Australians 77 for 0 (Harris 52*, Khawaja 18*) trail Derbyshire 172 (du Plooy 86, Neser 3-31, Starc 3-46) by 95 runs
Not even present for the tour game at Worcester, Australia's coach Justin Langer underlined the impending pointy end of this Ashes series by intently watching day one of the encounter with Derbyshire from behind the wicket, accompanying the selection chairman Trevor Hohns for long segments of play at the county ground in Derby.
What they saw, joined at various junctures by the captain Tim Paine, the resting David Warner and the former New Zealand coach John Wright, was more or less as might have been expected, save for the curious initial decision to field rather than bat first on a straw-coloured pitch.
Michael Neser claimed two wickets in as many deliveries with the brand new ball and later added a third, Mitchell Starc went wicketless for 12 overs before blasting out three Derbyshire batsmen in his 13th, two by splaying the stumps, and Peter Siddle bowled eight overs for 11 runs while accounting for the hosts' top scorer, the elegant Leus de Plooy.
Wrapping up Derbyshire's innings shortly after tea, the acting captain Usman Khawaja and the opener Marcus Harris then got comfortable against modest bowling, taking their time in the knowledge that only one of them is likely to play in the fourth Ashes Test at Old Trafford. Khawaja, as the senior player of the two, appears more certain of retaining his place, and one or two of Harris' signature airy cut shots through a gully area not overly staffed by Derbyshire did not inspire a great deal of confidence.
Nonetheless, he scored more freely of the batsmen, and in staying undefeated to the close, Harris and Khawaja ensured that Steven Smith's return to the middle following his concussion substitution at Lord's and subsequent absence from Headingley would be delayed by another day.
"He's always looking to score," Paine said of Harris. "I think if you bowl a bad ball to Harry he puts it away and I think that puts guys under pressure. He's just an attacking opening batter and he keeps the scoreboard moving, but as he's shown in Shield cricket he's got the ability to bat for a long time and score big hundreds when he gets in, we know that Harry's got Test runs in him, and when he gets set hopefully he starts well tomorrow, gets a big score and he can continue putting runs on the board like he has for the last 18 months.
"Steve Smith is going to come back in and play. So obviously someone from the last Test is going to miss out. There's no doubt about that. You have the best player in the world coming back into your line-up. I suppose this tour game is important for guys to make sure that you're keeping your name up in front of the selectors. And so far a few guys have done it, which is very pleasing. That's what we want. We want to have depth and we want our selectors to have to make difficult decisions."
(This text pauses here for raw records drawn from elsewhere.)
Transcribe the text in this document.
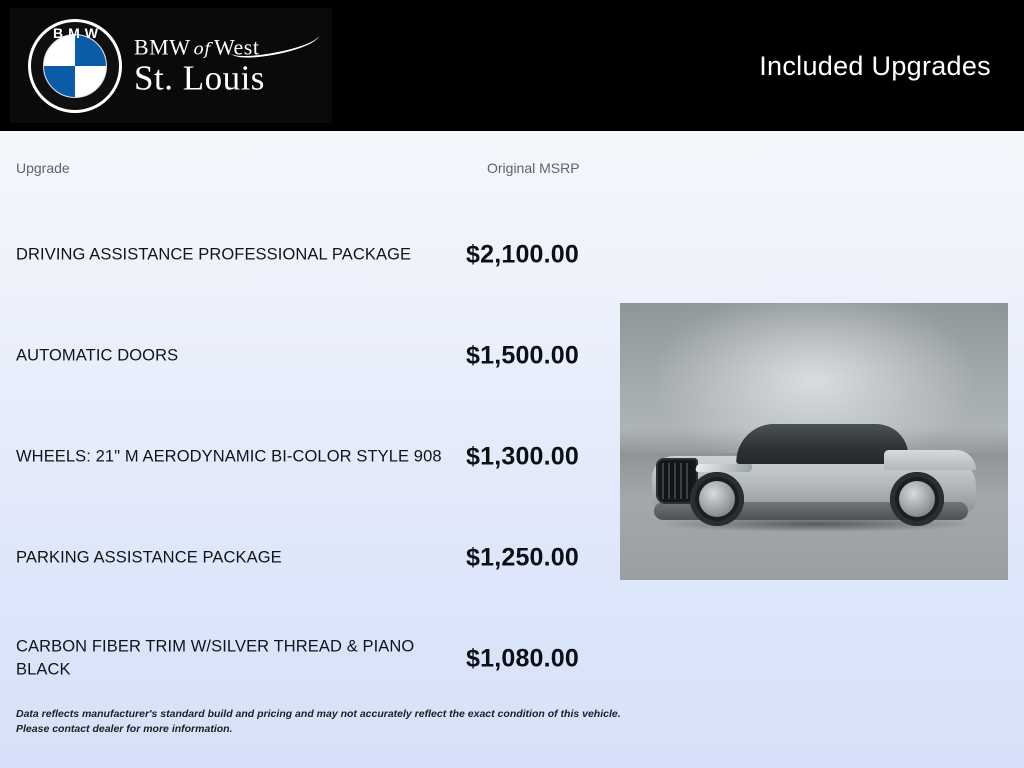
BMW
BMW of West
St. Louis	Included Upgrades
Upgrade	Original MSRP
DRIVING ASSISTANCE PROFESSIONAL PACKAGE	$2,100.00
AUTOMATIC DOORS	$1,500.00
WHEELS: 21" M AERODYNAMIC BI-COLOR STYLE 908 $1,300.00
PARKING ASSISTANCE PACKAGE	$1,250.00
CARBON FIBER TRIM W/SILVER THREAD & PIANO BLACK	$1,080.00
Data reflects manufacturer's standard build and pricing and may not accurately reflect the exact condition of this vehicle. Please contact dealer for more information.
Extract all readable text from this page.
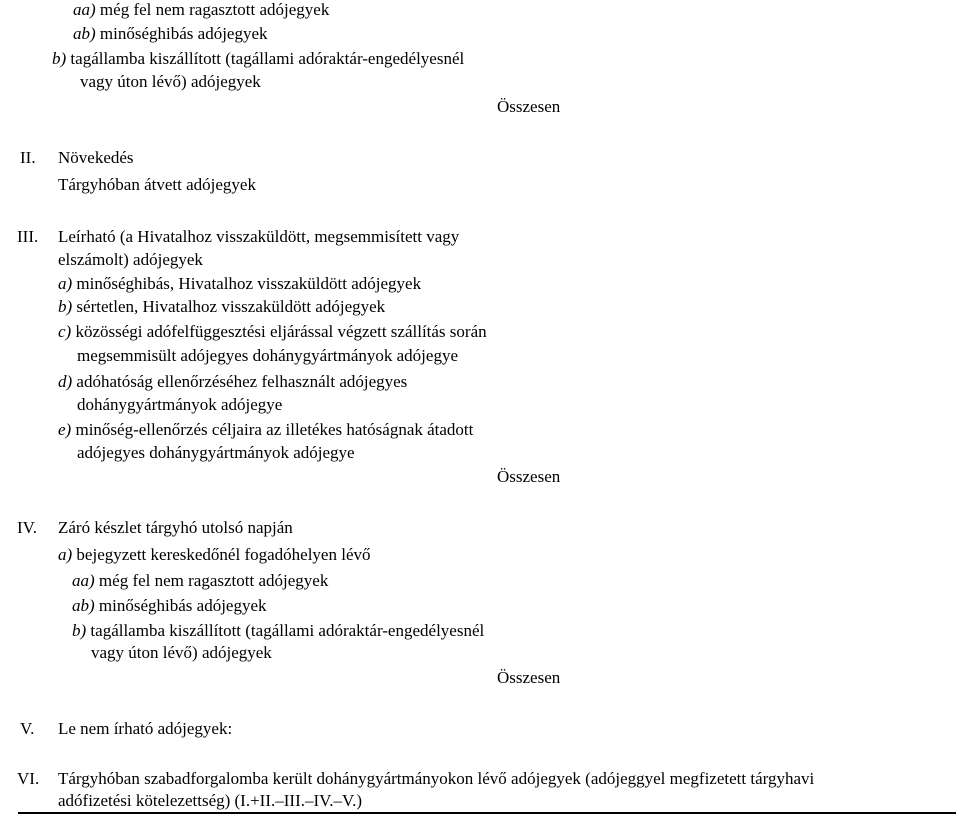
aa) még fel nem ragasztott adójegyek
ab) minőséghibás adójegyek
b) tagállamba kiszállított (tagállami adóraktár-engedélyesnél
vagy úton lévő) adójegyek
Összesen
II. Növekedés
Tárgyhóban átvett adójegyek
III. Leírható (a Hivatalhoz visszaküldött, megsemmisített vagy
elszámolt) adójegyek
a) minőséghibás, Hivatalhoz visszaküldött adójegyek
b) sértetlen, Hivatalhoz visszaküldött adójegyek
c) közösségi adófelfüggesztési eljárással végzett szállítás során
megsemmisült adójegyes dohánygyártmányok adójegye
d) adóhatóság ellenőrzéséhez felhasznált adójegyes
dohánygyártmányok adójegye
e) minőség-ellenőrzés céljaira az illetékes hatóságnak átadott
adójegyes dohánygyártmányok adójegye
Összesen
IV. Záró készlet tárgyhó utolsó napján
a) bejegyzett kereskedőnél fogadóhelyen lévő
aa) még fel nem ragasztott adójegyek
ab) minőséghibás adójegyek
b) tagállamba kiszállított (tagállami adóraktár-engedélyesnél
vagy úton lévő) adójegyek
Összesen
V. Le nem írható adójegyek:
VI. Tárgyhóban szabadforgalomba került dohánygyártmányokon lévő adójegyek (adójeggyel megfizetett tárgyhavi
adófizetési kötelezettség) (I.+II.–III.–IV.–V.)
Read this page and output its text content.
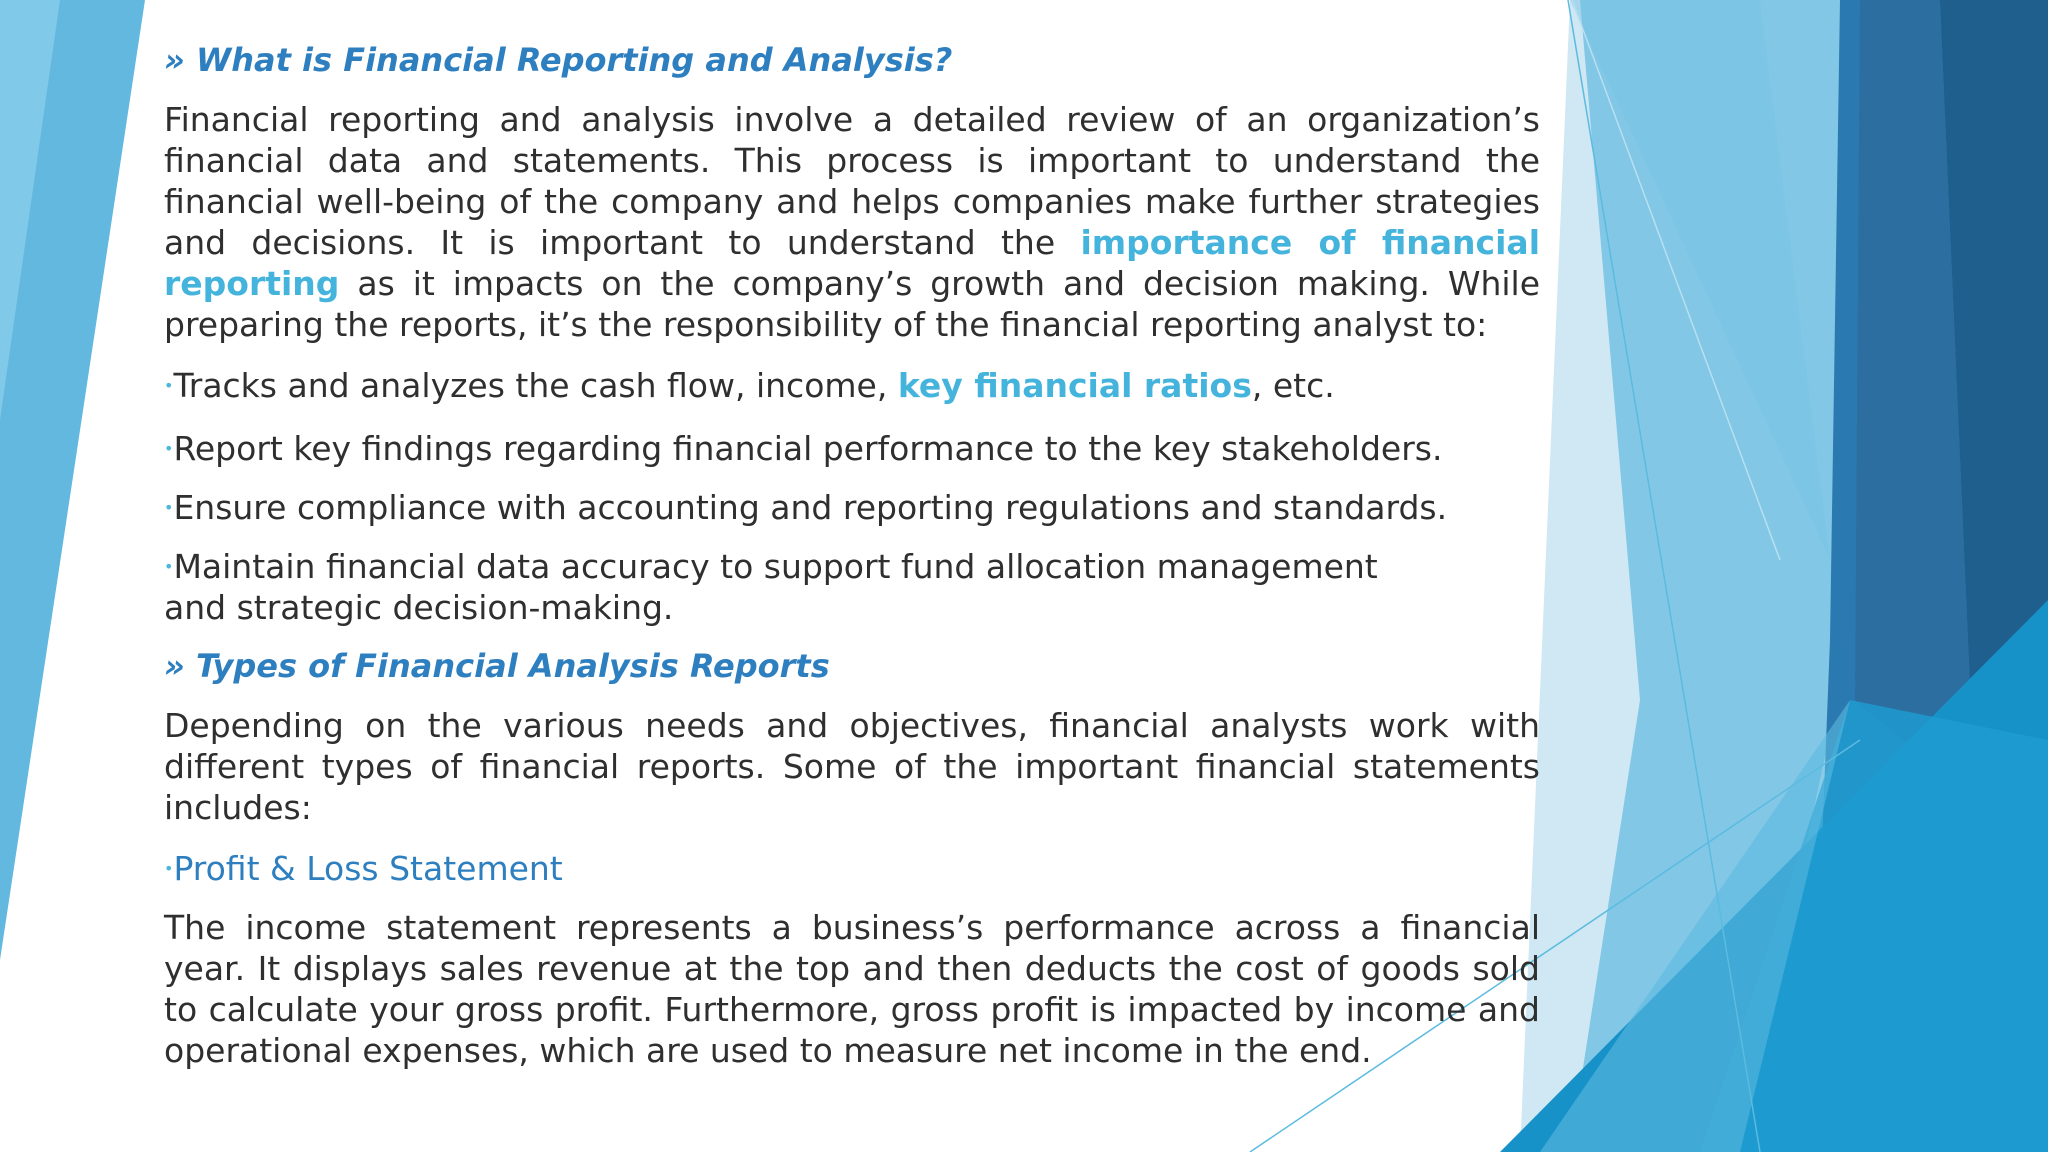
» What is Financial Reporting and Analysis?
Financial reporting and analysis involve a detailed review of an organization’s financial data and statements. This process is important to understand the financial well-being of the company and helps companies make further strategies and decisions. It is important to understand the importance of financial reporting as it impacts on the company’s growth and decision making. While preparing the reports, it’s the responsibility of the financial reporting analyst to:
•Tracks and analyzes the cash flow, income, key financial ratios, etc.
•Report key findings regarding financial performance to the key stakeholders.
•Ensure compliance with accounting and reporting regulations and standards.
•Maintain financial data accuracy to support fund allocation management and strategic decision-making.
» Types of Financial Analysis Reports
Depending on the various needs and objectives, financial analysts work with different types of financial reports. Some of the important financial statements includes:
•Profit & Loss Statement
The income statement represents a business’s performance across a financial year. It displays sales revenue at the top and then deducts the cost of goods sold to calculate your gross profit. Furthermore, gross profit is impacted by income and operational expenses, which are used to measure net income in the end.
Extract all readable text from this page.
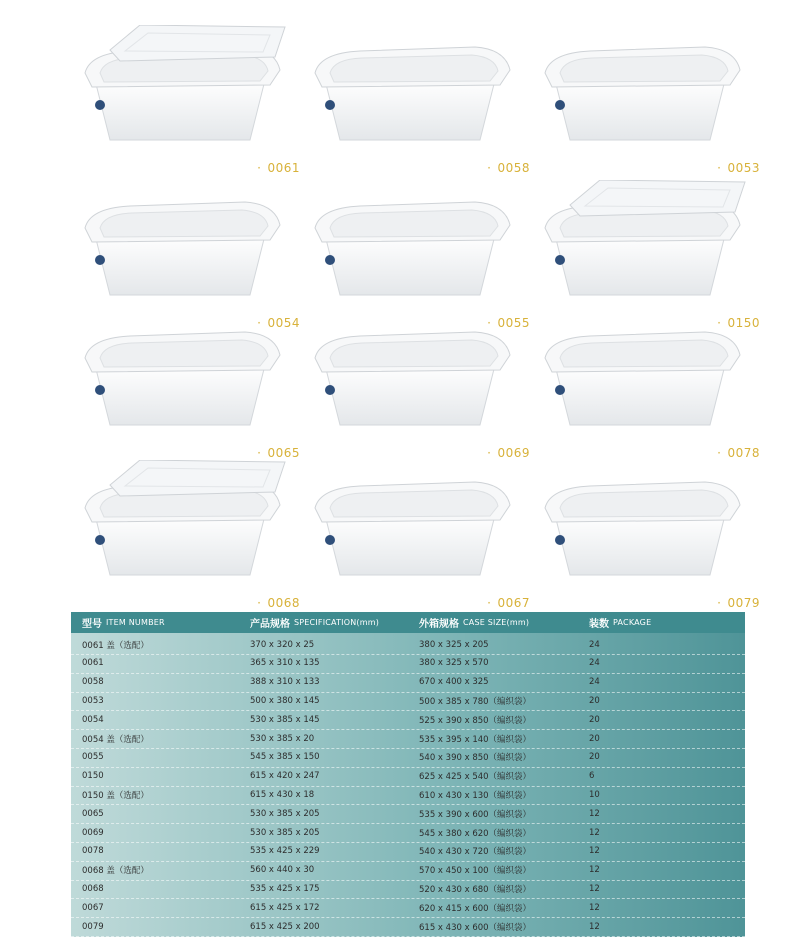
· 0061	· 0058	· 0053
· 0054	· 0055	· 0150
· 0065	· 0069	· 0078
· 0068	· 0067	· 0079
型号 ITEM NUMBER	产品规格 SPECIFICATION(mm)	外箱规格 CASE SIZE(mm)	装数 PACKAGE
0061 盖（选配）	370 x 320 x 25	380 x 325 x 205	24
0061	365 x 310 x 135	380 x 325 x 570	24
0058	388 x 310 x 133	670 x 400 x 325	24
0053	500 x 380 x 145	500 x 385 x 780（编织袋）	20
0054	530 x 385 x 145	525 x 390 x 850（编织袋）	20
0054 盖（选配）	530 x 385 x 20	535 x 395 x 140（编织袋）	20
0055	545 x 385 x 150	540 x 390 x 850（编织袋）	20
0150	615 x 420 x 247	625 x 425 x 540（编织袋）	6
0150 盖（选配）	615 x 430 x 18	610 x 430 x 130（编织袋）	10
0065	530 x 385 x 205	535 x 390 x 600（编织袋）	12
0069	530 x 385 x 205	545 x 380 x 620（编织袋）	12
0078	535 x 425 x 229	540 x 430 x 720（编织袋）	12
0068 盖（选配）	560 x 440 x 30	570 x 450 x 100（编织袋）	12
0068	535 x 425 x 175	520 x 430 x 680（编织袋）	12
0067	615 x 425 x 172	620 x 415 x 600（编织袋）	12
0079	615 x 425 x 200	615 x 430 x 600（编织袋）	12
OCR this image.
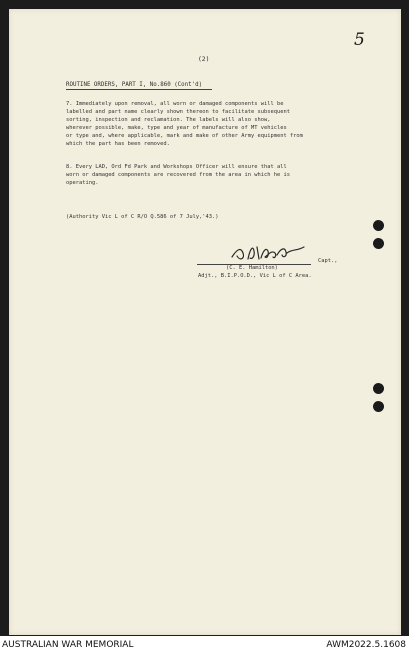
(2)
5
ROUTINE ORDERS, PART I, No.860 (Cont'd)

7. Immediately upon removal, all worn or damaged components will be
labelled and part name clearly shown thereon to facilitate subsequent
sorting, inspection and reclamation. The labels will also show,
wherever possible, make, type and year of manufacture of MT vehicles
or type and, where applicable, mark and make of other Army equipment from
which the part has been removed.

8. Every LAD, Ord Fd Park and Workshops Officer will ensure that all
worn or damaged components are recovered from the area in which he is
operating.

(Authority Vic L of C R/O Q.586 of 7 July,'43.)
Capt.,
(C. E. Hamilton)
Adjt., B.I.P.O.D., Vic L of C Area.
AUSTRALIAN WAR MEMORIAL	AWM2022.5.1608
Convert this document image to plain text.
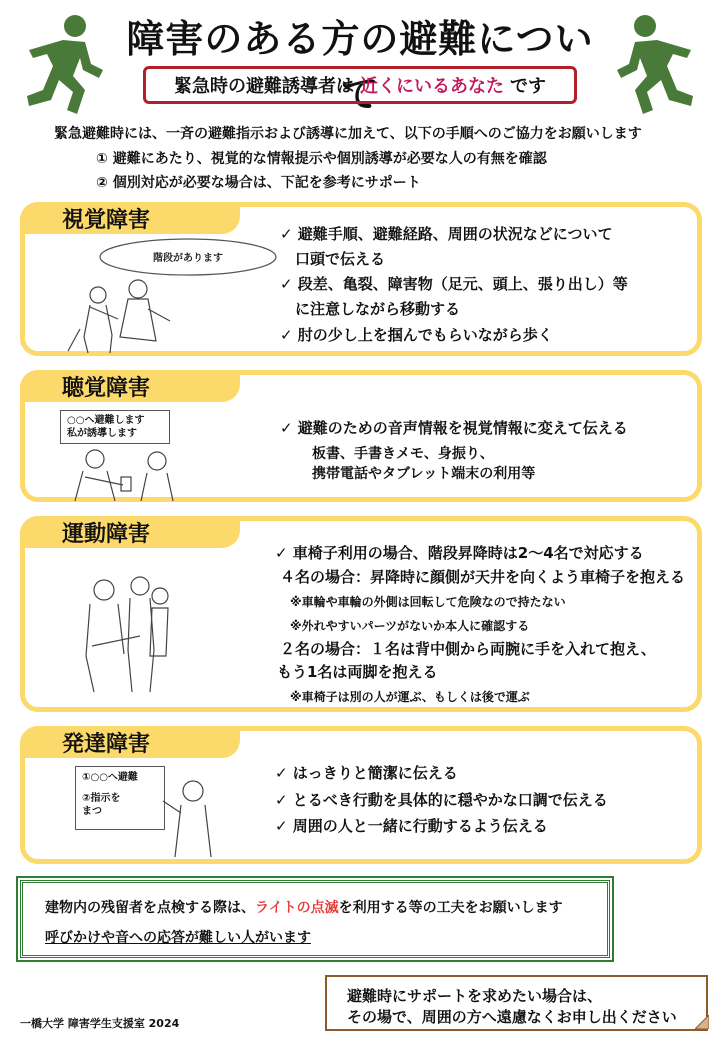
障害のある方の避難について
緊急時の避難誘導者は 近くにいるあなた です
緊急避難時には、一斉の避難指示および誘導に加えて、以下の手順へのご協力をお願いします
① 避難にあたり、視覚的な情報提示や個別誘導が必要な人の有無を確認
② 個別対応が必要な場合は、下記を参考にサポート
視覚障害
階段があります
✓ 避難手順、避難経路、周囲の状況などについて
　口頭で伝える
✓ 段差、亀裂、障害物（足元、頭上、張り出し）等
　に注意しながら移動する
✓ 肘の少し上を掴んでもらいながら歩く
聴覚障害
○○へ避難します
私が誘導します	✓ 避難のための音声情報を視覚情報に変えて伝える
板書、手書きメモ、身振り、
携帯電話やタブレット端末の利用等
運動障害
✓ 車椅子利用の場合、階段昇降時は2～4名で対応する
４名の場合：昇降時に顔側が天井を向くよう車椅子を抱える
※車輪や車輪の外側は回転して危険なので持たない
※外れやすいパーツがないか本人に確認する
２名の場合：１名は背中側から両腕に手を入れて抱え、
もう1名は両脚を抱える
※車椅子は別の人が運ぶ、もしくは後で運ぶ
発達障害
①○○へ避難
②指示を
まつ
✓ はっきりと簡潔に伝える
✓ とるべき行動を具体的に穏やかな口調で伝える
✓ 周囲の人と一緒に行動するよう伝える
建物内の残留者を点検する際は、ライトの点滅を利用する等の工夫をお願いします
呼びかけや音への応答が難しい人がいます
避難時にサポートを求めたい場合は、
その場で、周囲の方へ遠慮なくお申し出ください
一橋大学 障害学生支援室 2024
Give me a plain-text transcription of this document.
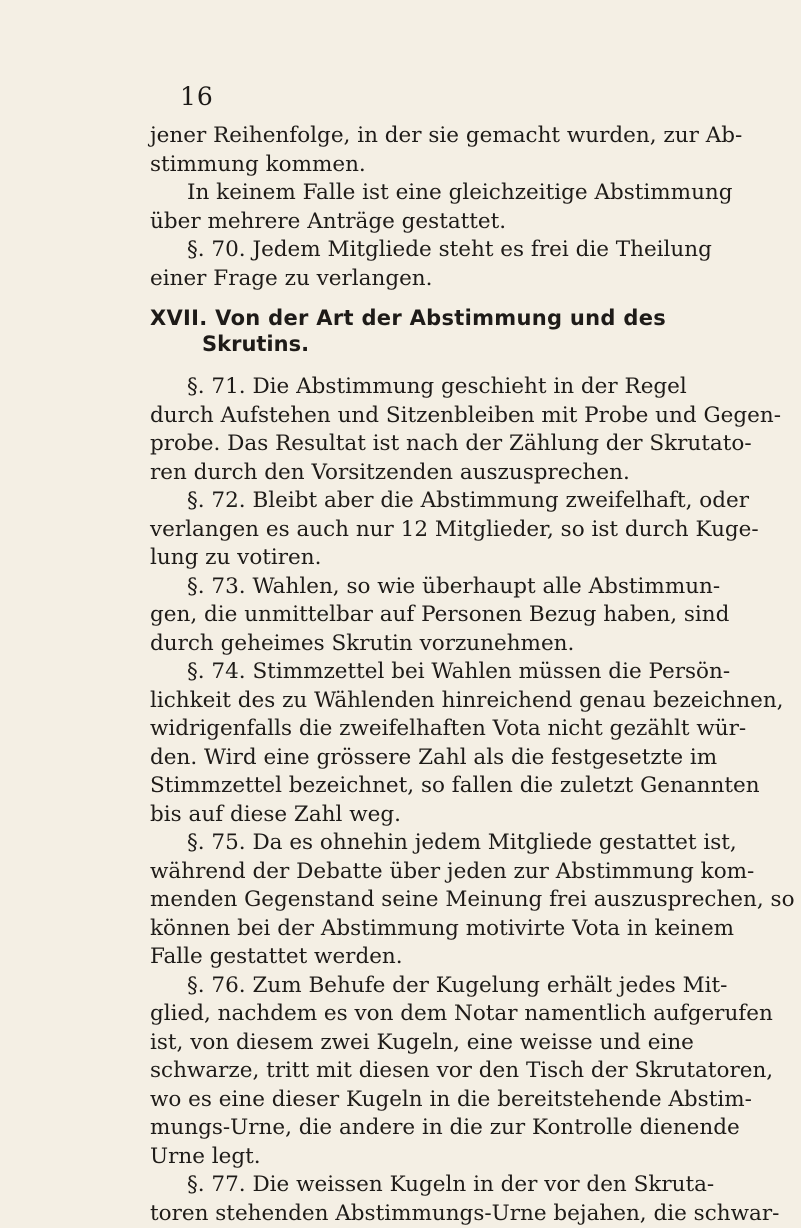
16
jener Reihenfolge, in der sie gemacht wurden, zur Ab-
stimmung kommen.
In keinem Falle ist eine gleichzeitige Abstimmung
über mehrere Anträge gestattet.
§. 70. Jedem Mitgliede steht es frei die Theilung
einer Frage zu verlangen.
XVII. Von der Art der Abstimmung und des
Skrutins.
§. 71. Die Abstimmung geschieht in der Regel
durch Aufstehen und Sitzenbleiben mit Probe und Gegen-
probe. Das Resultat ist nach der Zählung der Skrutato-
ren durch den Vorsitzenden auszusprechen.
§. 72. Bleibt aber die Abstimmung zweifelhaft, oder
verlangen es auch nur 12 Mitglieder, so ist durch Kuge-
lung zu votiren.
§. 73. Wahlen, so wie überhaupt alle Abstimmun-
gen, die unmittelbar auf Personen Bezug haben, sind
durch geheimes Skrutin vorzunehmen.
§. 74. Stimmzettel bei Wahlen müssen die Persön-
lichkeit des zu Wählenden hinreichend genau bezeichnen,
widrigenfalls die zweifelhaften Vota nicht gezählt wür-
den. Wird eine grössere Zahl als die festgesetzte im
Stimmzettel bezeichnet, so fallen die zuletzt Genannten
bis auf diese Zahl weg.
§. 75. Da es ohnehin jedem Mitgliede gestattet ist,
während der Debatte über jeden zur Abstimmung kom-
menden Gegenstand seine Meinung frei auszusprechen, so
können bei der Abstimmung motivirte Vota in keinem
Falle gestattet werden.
§. 76. Zum Behufe der Kugelung erhält jedes Mit-
glied, nachdem es von dem Notar namentlich aufgerufen
ist, von diesem zwei Kugeln, eine weisse und eine
schwarze, tritt mit diesen vor den Tisch der Skrutatoren,
wo es eine dieser Kugeln in die bereitstehende Abstim-
mungs-Urne, die andere in die zur Kontrolle dienende
Urne legt.
§. 77. Die weissen Kugeln in der vor den Skruta-
toren stehenden Abstimmungs-Urne bejahen, die schwar-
In fact Smith's only involvement was a single over of ropey off-spin, including one practice delivery that sailed over the head of a startled Siddle at mid off. Neser, Starc and Siddle all bowled better than that, demonstrating what the selectors could expect should they choose any for Manchester. Paine said that Starc's bowling was steadily on the improve in terms of what the team needed him to do in English conditions.
"I think if anyone's stops trying to get better, that's a problem," Paine said. "We know what Starcy can do in terms of blowing teams away. We also know that coming to England in the past that hasn't worked. So he's been working really hard on getting his length right more so than anything. I think his opening spell today was really good. I thought he bowled in very good areas.
"He bowled with good pace on a wicket that was very slow. So I thought the signs that he showed with the new ball were really good. And then, like we saw again at the end, when he can go back to what his strengths are, attack the stumps and use his short-balls, he's a handful for the tail as well.
"He's been working on his length and I think he showed some really good control in his first spell. He bowled a long spell too [seven overs and eight overs] which he doesn't do a lot when he plays for Australia. I thought he controlled pretty well and, the areas he has been trying to improve so he can be important for us in English conditions, I thought he showed today he's going really well with that."
Rather less of a chance to figure in Lancashire is Cameron Bancroft, who must have been informed of a fairly lowly posting in the batting order after heading, at change of innings, for an extended practice session in the Derby nets. Langer, meanwhile, kept both eyes firmly on the middle.